The following is a guest post from Network for Good's CSO & COO, Katya Andresen. The article also appeared on Katya's Nonprofit Marketing Blog. And P.S., if you want a great example of a cause campaign that casts the audience as the hero of the story, check out Network for Good's partner Warner Bros. Entertainment, with DC Comics, and the "We Can Be Heroes" campaign (also featured on this blog).
Check out this fantastic video on the story wars.
Here’s the idea: We shape our understanding of the world through mythical stories. But our world has grown complex, and the myths that once served us well do not always provide the insights and guidance we need to navigate our world. Enter marketers, who have become our modern-day myth makers, for good or for ill. But many of their stories are manipulative and inauthentic. Jonah Sachs calls this the story wars - the fight to be heard in an era when the myths that were the foundation of our society have crumbled and the marketing messages that are their surrogates are starting to backfire.

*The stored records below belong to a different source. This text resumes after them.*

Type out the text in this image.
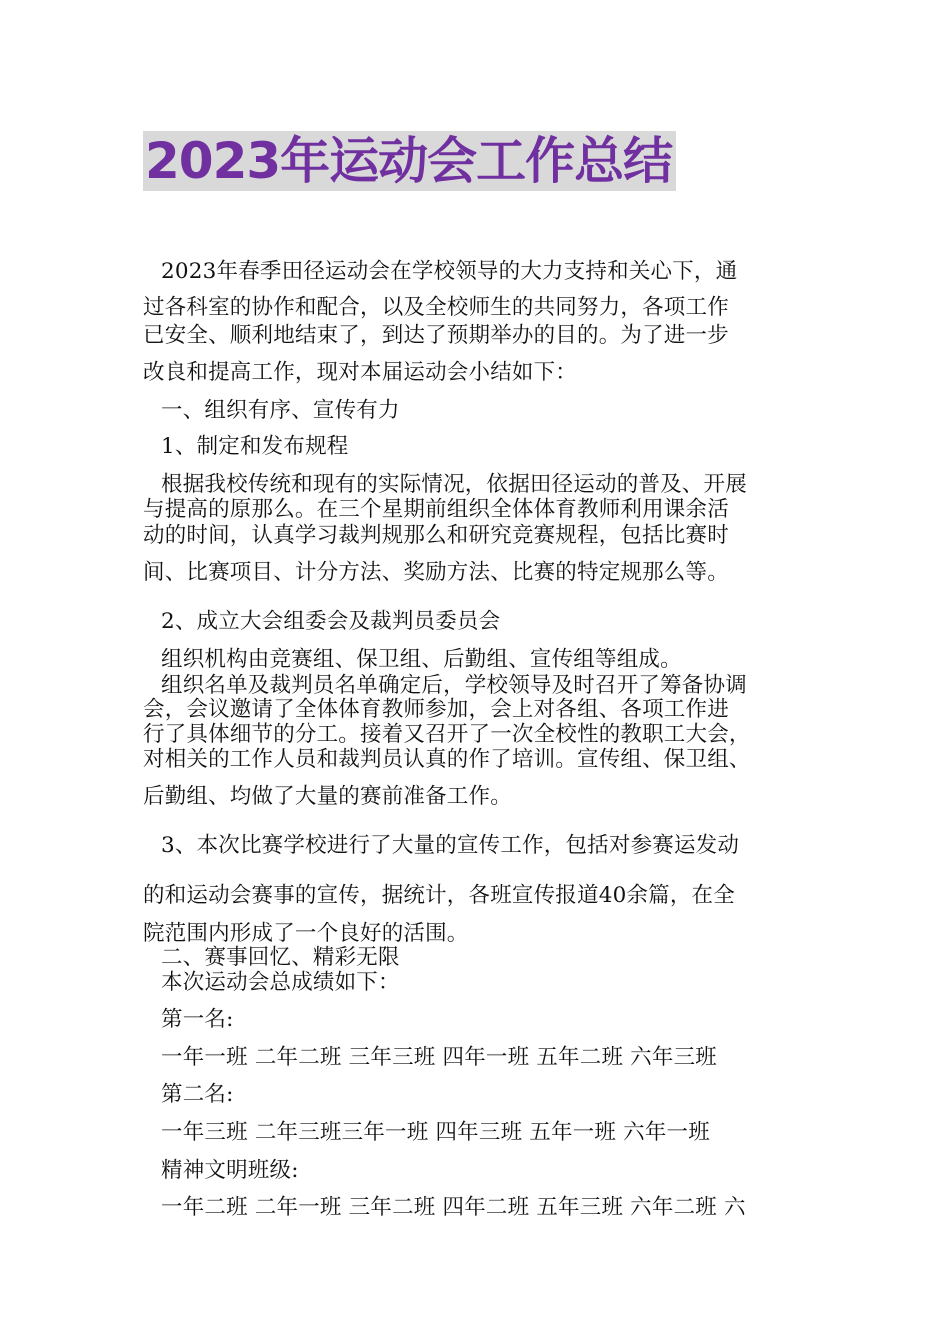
2023年运动会工作总结
2023年春季田径运动会在学校领导的大力支持和关心下，通
过各科室的协作和配合，以及全校师生的共同努力，各项工作
已安全、顺利地结束了，到达了预期举办的目的。为了进一步
改良和提高工作，现对本届运动会小结如下：
一、组织有序、宣传有力
1、制定和发布规程
根据我校传统和现有的实际情况，依据田径运动的普及、开展
与提高的原那么。在三个星期前组织全体体育教师利用课余活
动的时间，认真学习裁判规那么和研究竞赛规程，包括比赛时
间、比赛项目、计分方法、奖励方法、比赛的特定规那么等。
2、成立大会组委会及裁判员委员会
组织机构由竞赛组、保卫组、后勤组、宣传组等组成。
组织名单及裁判员名单确定后，学校领导及时召开了筹备协调
会，会议邀请了全体体育教师参加，会上对各组、各项工作进
行了具体细节的分工。接着又召开了一次全校性的教职工大会，
对相关的工作人员和裁判员认真的作了培训。宣传组、保卫组、
后勤组、均做了大量的赛前准备工作。
3、本次比赛学校进行了大量的宣传工作，包括对参赛运发动
的和运动会赛事的宣传，据统计，各班宣传报道40余篇，在全
院范围内形成了一个良好的活围。
二、赛事回忆、精彩无限
本次运动会总成绩如下：
第一名:
一年一班 二年二班 三年三班 四年一班 五年二班 六年三班
第二名:
一年三班 二年三班三年一班 四年三班 五年一班 六年一班
精神文明班级:
一年二班 二年一班 三年二班 四年二班 五年三班 六年二班 六
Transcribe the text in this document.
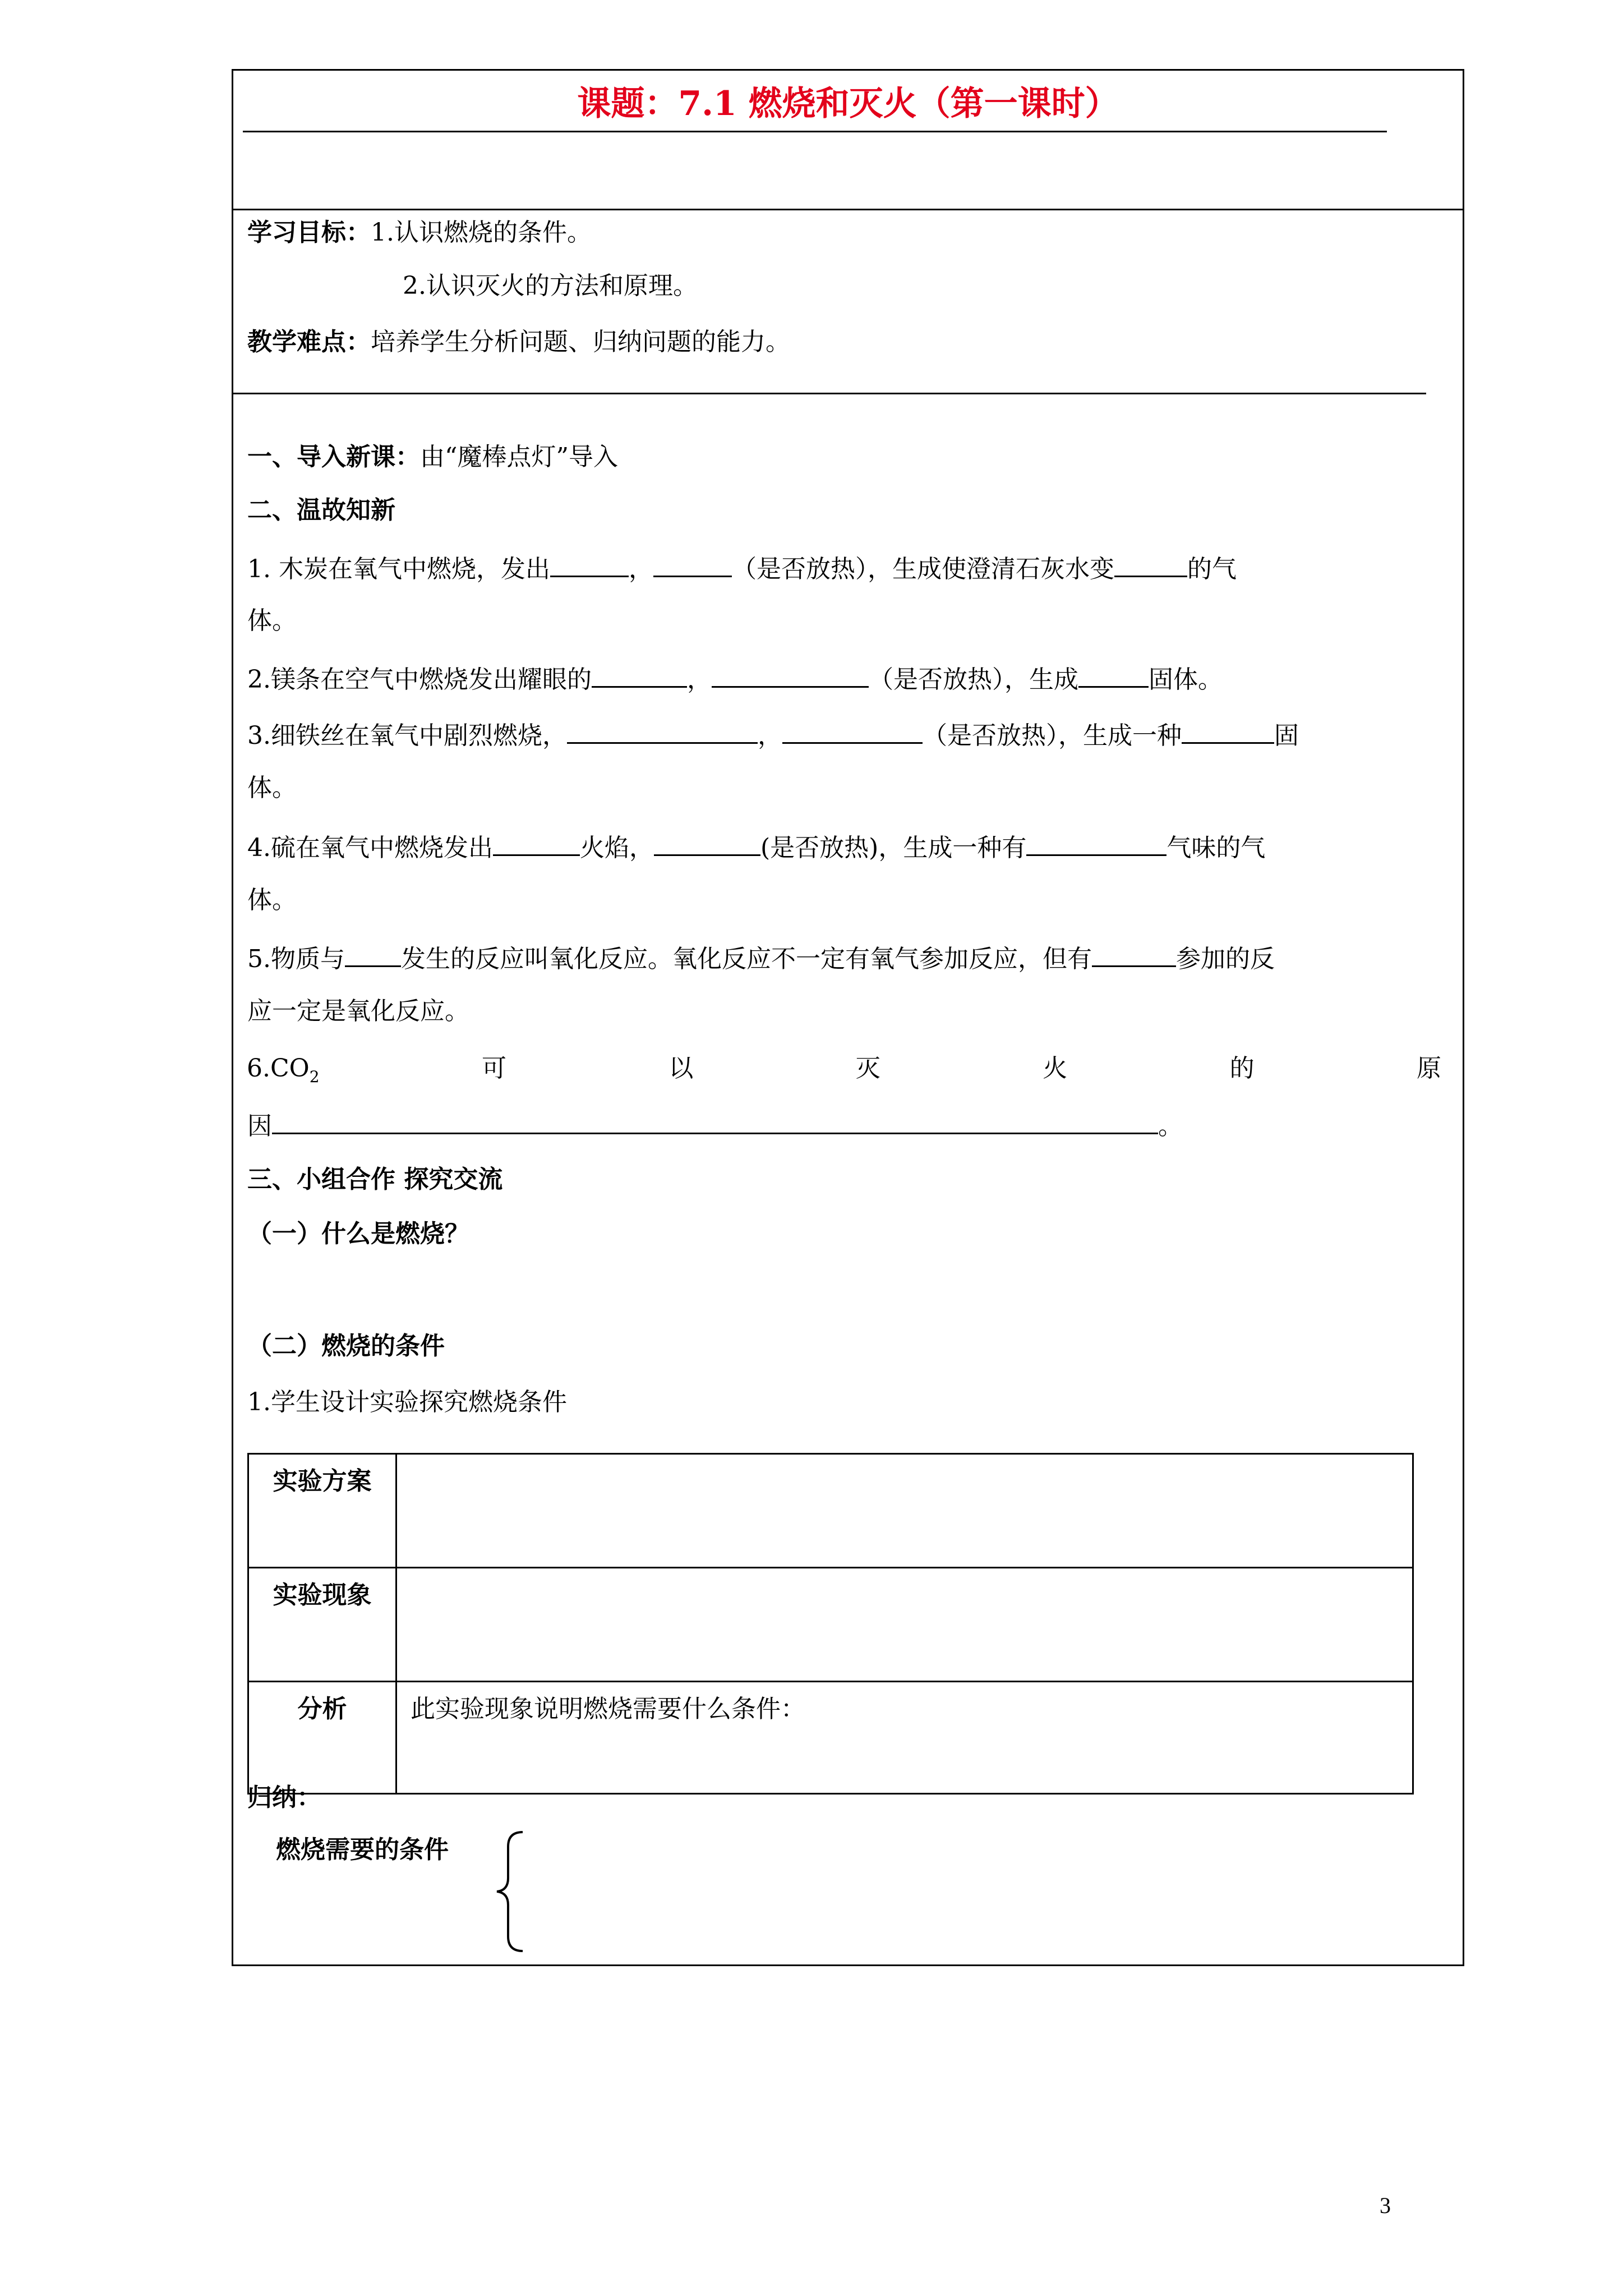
课题：7.1 燃烧和灭火（第一课时）
学习目标：1.认识燃烧的条件。
2.认识灭火的方法和原理。
教学难点：培养学生分析问题、归纳问题的能力。
一、导入新课：由“魔棒点灯”导入
二、温故知新
1. 木炭在氧气中燃烧，发出	，	（是否放热），生成使澄清石灰水变	的气
体。
2.镁条在空气中燃烧发出耀眼的	，	（是否放热），生成	固体。
3.细铁丝在氧气中剧烈燃烧，	，	（是否放热），生成一种	固
体。
4.硫在氧气中燃烧发出	火焰，	(是否放热)，生成一种有	气味的气
体。
5.物质与 发生的反应叫氧化反应。氧化反应不一定有氧气参加反应，但有	参加的反
应一定是氧化反应。
$6.CO_2$	可	以	灭	火	的	原
因	。
三、小组合作 探究交流
（一）什么是燃烧？
（二）燃烧的条件
1.学生设计实验探究燃烧条件
实验方案	
实验现象	
分析	此实验现象说明燃烧需要什么条件：
归纳：
燃烧需要的条件
3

So how do good causes enter the fray and provide the narratives that will move people in the right ways? Sachs cites marketing’s first great storyteller, John Powers’ advice—“Tell the Truth, Be Interesting, and Live the Truth.”
In his upcoming book, Sachs makes a heartfelt plea for “empowerment marketing myths” - myth-making that calls people to citizenship and to live their values. Iconic brands like Nike and Apple get it - and have broken through and touched hearts with the approach. He believes it is the way to get heard and make a better world.
He knows his stuff - he was the mind behind the Story of Stuff, in fact. So take a page from his playbook. Tell empowering stories that cast the audience in the role of the Hero. It’s what made our earliest stories great, and it’s what inspires us be bigger than ourselves.